Enfeksiyon Hastalıkları Uzmanı Doç. Dr. Rıza Aytaç Çetinkaya, diyabetik ayak yaralarını önlemek ya da ilerlememesini durdurmak için alınabilecek önlemleri sıraladı:
- Ayakları sistemli olarak denetim etmek: Diyabet hastaları ayaklarını her gün dikkatlice incelemeli. Ayaklarda rastgele bir kesik, yaralanma, kabarcık, kızarıklık yahut enfeksiyon belirtisi olup olmadığı denetim edilmeli.
- Temizliğe ehemmiyet vermek: Ayaklar günde bir defa, çok sıcaktan uzak durularak ılık su ile yıkanmalı. Yıkama sonrası uygunca kurulanan ayakların bilhassa parmak ortalarında su kalmamasına dikkat edilmeli.
- Ayakların nemini korumak: Ayakların kurumasını önlemek için sistemli olarak nemlendirici krem kullanılmalı. Lakin bu krem, mantar riskini artırabileceği için parmak ortalarına sürülmemeli.

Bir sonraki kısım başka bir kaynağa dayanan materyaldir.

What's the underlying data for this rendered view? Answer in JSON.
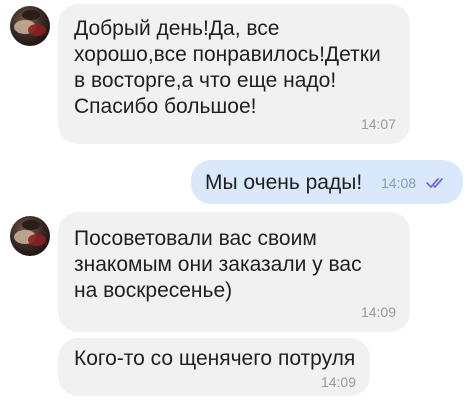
{
  "messages": [
    {
      "direction": "incoming",
      "text": "Добрый день!Да, все\nхорошо,все понравилось!Детки\nв восторге,а что еще надо!\nСпасибо большое!",
      "time": "14:07"
    },
    {
      "direction": "outgoing",
      "text": "Мы очень рады!",
      "time": "14:08",
      "status_icon": "double-check-read"
    },
    {
      "direction": "incoming",
      "text": "Посоветовали вас своим\nзнакомым они заказали у вас\nна воскресенье)",
      "time": "14:09"
    },
    {
      "direction": "incoming",
      "text": "Кого-то со щенячего потруля",
      "time": "14:09"
    }
  ],
  "colors": {
    "incoming_bubble": "#f1f1f1",
    "outgoing_bubble": "#d9e9fb",
    "read_check": "#7b68ee"
  }
}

- Ayakkabı ve çorap seçimine dikkat etmek: Ayağa tam oturan rahat ayakkabılar tercih edilmeli, dar yahut sıkı olanlardan uzak durulmalı. Çorap seçimi, sürtünmeyi azaltarak yara oluşumunu engellemek için yumuşak ve dikişsiz olanlar ortasından yapılmalı.
- Ayakları korumak: Ayakları çok basınç ve travmalardan korumak için, uzun mühlet ayakta kalmaktan ve darbe almaktan kaçınılmalı.
- Sigara içmemek: Kan sirkülasyonunu bozarak ayaklara kâfi oksijen gitmesini engelleyeceği ve yaraların uygunlaşmasını zorlaştıracağı için sigara içmekten uzak durulmalı.
- Diyabete uygun beslenmek: Kan şekerinin düzenlenmesine yardımcı ve yara düzgünleşmesini hızlandıran; yaban mersini, ıspanak, zerdeçal ve kefir üzere besinlerden güçlü bir beslenme programı oluşturulmalı.
- Mevsime uygun tedbirler almak: Soğuk hava kan dolanımını olumsuz etkileyebileceği için kış aylarında kalın çoraplar yahut sıcak tutan ayakkabılar kullanılmalı. His kaybı olan hastalarda yanık oluşmaması için ayakları kalorifere yaslamamak, soba ya da şömineye uzatmamak çok değerli. Sıcaklarda ise terleyen ayakta biriken nemle mantar gelişebileceği için hava alabilen ayakkabılar tercih edilmeli. Ayrıyeten yara oluşumunu önlemek için parmak ortası terliklerden uzak durulmalı, yanık tehlikesi nedeniyle deniz kumuna çıplak ayakla temas edilmemeli ve deniz kestanesi üzere ayaklara ziyan verebilecek ögelerden korunmak için deniz ayakkabısı temin edilmeli.